So, when I had the car accident and I was sent for an abdominal ultrasound, that started the whole process over again.  The oncologist looked at the report and ordered an MRI.  I went for the MRI and tried to set up the surgical consult.  The surgeon, who is a surgical oncologist, thinks the spleen needs to come out, but he wants me to see a different surgeon to see if it could possibly done through laproscopy first.  But, he wants to talk to my oncologist before he will set up an appointment to even evaluate my case, and my oncologist spent last week in California at a conference.

So, instead of February… it is now December, and I am waiting.  Waiting to have the fate of my spleen determined.

Well meaning people say to me, “Don’t worry – you can live without your spleen.”

Sometimes well meaning people should smile and nod more, and speak less.

Yes, I KNOW I can LIVE without my spleen.  You can also LIVE without your boobs, your uterus, your cervix and your ovaries.  You can LIVE without your gall bladder, and your appendix, and your thyroid, and one kidney, and part of your liver or lung too.  But, just because you CAN do something, doesn’t mean you should.

I am thinking of asking for a fake fish for Christmas.  One that will remind me I have been gutted like a fish this year.  One that will also remind me that, no matter how many body parts they take, you have to KEEP SWIMMING!

keep swimming

Monday or Tuesday I will talk to a doctor about my spleen.  I would love to keep it.  I just think we have gotten along nicely for the last 39 years.  And, its mine.  But, I will listen to the doctors (after I ask them EVERY hard question I have,) and I will do what is best, and safest.

Heck, I didn’t go through all of this past year to be beaten by my spleen….

What’s in a name?

It has definitely been a week, (ok – month…year) for reflection.

I started this blog in May of this year, after some encouragement from another Cowden’s sufferer.  Once I realize how to do it, I was prompted to name the blog.  I didn’t really give it much thought.  I went with the first thing that popped into my head.  And so, “beatingcowdens” was born.
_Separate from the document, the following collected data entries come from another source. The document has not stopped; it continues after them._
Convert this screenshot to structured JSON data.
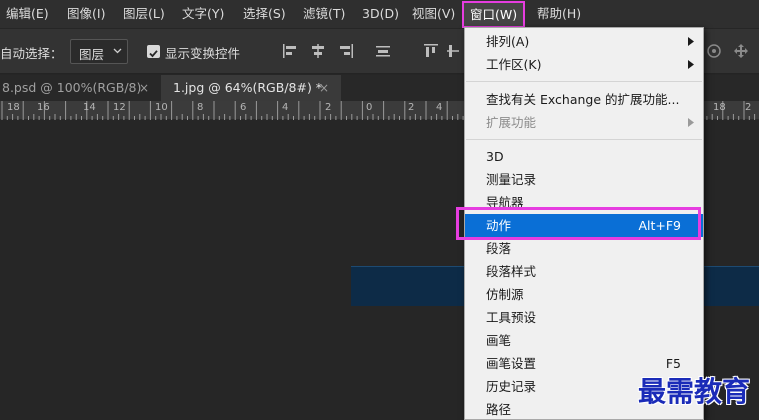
{
  "menubar": {
    "items": [
      {
        "label": "编辑(E)"
      },
      {
        "label": "图像(I)"
      },
      {
        "label": "图层(L)"
      },
      {
        "label": "文字(Y)"
      },
      {
        "label": "选择(S)"
      },
      {
        "label": "滤镜(T)"
      },
      {
        "label": "3D(D)"
      },
      {
        "label": "视图(V)"
      },
      {
        "label": "窗口(W)",
        "active": true
      },
      {
        "label": "帮助(H)"
      }
    ]
  },
  "options": {
    "auto_select_label": "自动选择：",
    "auto_select_value": "图层",
    "show_transform_label": "显示变换控件",
    "show_transform_checked": true
  },
  "tabs": [
    {
      "label": "8.psd @ 100%(RGB/8)",
      "close": "×"
    },
    {
      "label": "1.jpg @ 64%(RGB/8#) *",
      "close": "×",
      "active": true
    }
  ],
  "ruler": {
    "ticks": [
      "18",
      "16",
      "14",
      "12",
      "10",
      "8",
      "6",
      "4",
      "2",
      "0",
      "2",
      "4",
      "18",
      "2"
    ]
  },
  "window_menu": {
    "items": [
      {
        "label": "排列(A)",
        "submenu": true
      },
      {
        "label": "工作区(K)",
        "submenu": true
      },
      {
        "separator": true
      },
      {
        "label": "查找有关 Exchange 的扩展功能..."
      },
      {
        "label": "扩展功能",
        "submenu": true,
        "disabled": true
      },
      {
        "separator": true
      },
      {
        "label": "3D"
      },
      {
        "label": "测量记录"
      },
      {
        "label": "导航器"
      },
      {
        "label": "动作",
        "shortcut": "Alt+F9",
        "highlighted": true
      },
      {
        "label": "段落"
      },
      {
        "label": "段落样式"
      },
      {
        "label": "仿制源"
      },
      {
        "label": "工具预设"
      },
      {
        "label": "画笔"
      },
      {
        "label": "画笔设置",
        "shortcut": "F5"
      },
      {
        "label": "历史记录"
      },
      {
        "label": "路径"
      }
    ]
  },
  "colors": {
    "highlight_frame": "#e63de0",
    "menu_highlight": "#0a6fd6"
  },
  "watermark": {
    "text": "最需教育"
  }
}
The name seemed appropriate at the time, and I guess it still is.  But because situations, and people are ever changing, I don’t think the name means the same thing to me as it did 7 months ago.  Back then I had already had my double mastectomy, and I think I still was under the notion that if we got out in front of enough things we truly could “beat” Cowden’s Syndrome, the same way you “beat” a football team.

Well, I have come to realize to “beat” it would be to “defeat” it, and since I lack the power to change my genetic makeup, that simply can’t be.  So now, I view it as a process.  I spend each day, “beating” Cowden’s.  Every time I get up.  Every time I go to the doctor.  Every time I fight to get better, and recover.  Every time I explain to my daughter that it is all about HOPE and determination.  This is all part of the process we call “beating” Cowden’s.

Hope

So really, what is in a name?

I guess it’s all about perspective – but then again, isn’t everything?
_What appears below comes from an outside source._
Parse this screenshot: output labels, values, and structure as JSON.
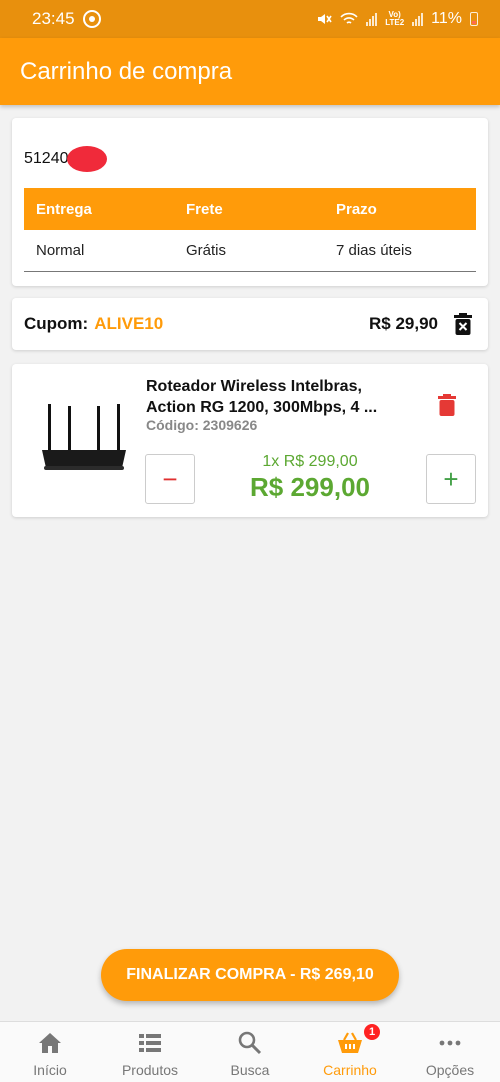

I had plenty of time to think about the whole “name” question today, as Felix, and Meghan and I took a trip to Bethlehem, Pennsylvania.  We accompanied the Moravian Churches on a bus trip to tour Bethlehem, and to take in the Christmas Vespers at Central Moravian Church.

bethlehem 5After a few hours in the bus, we got to tour the town.  We walked up and down Main Street, enjoying the little shops, and a nice dinner.  It was a welcome switch from the normal craziness of doctors, and illnesses, and therapy.  It was better than filling out paperwork related to the car accident.  It was, even through the chilly mist, a nice family day.

bethlehem 1

Although I must admit, as we gathered into the church for the service I still felt a bit odd.  For so many years, and until so recently, I sharply defined myself as a Lutheran.  Now, I was looking up at a Moravian star, marveling at the wonders God can work, and the sometimes unusual ways our prayers can be answered.

moravian star

Personal issues with the Pastor at my home church left me unsettled and in many ways devastated earlier this year.  So, I turned to God and asked for guidance as I looked for a new place to bring my family to worship.  It was a long process, with lots of prayers, but some time in late August, I drove up Victory Blvd.  I made a left and parked.  I went into Castleton Hill Moravian Church on what I thought was a whim.  I later thanked God for sending me the message I had been asking for.  I brought my family the following week, and we have been attending faithfully as a family ever since.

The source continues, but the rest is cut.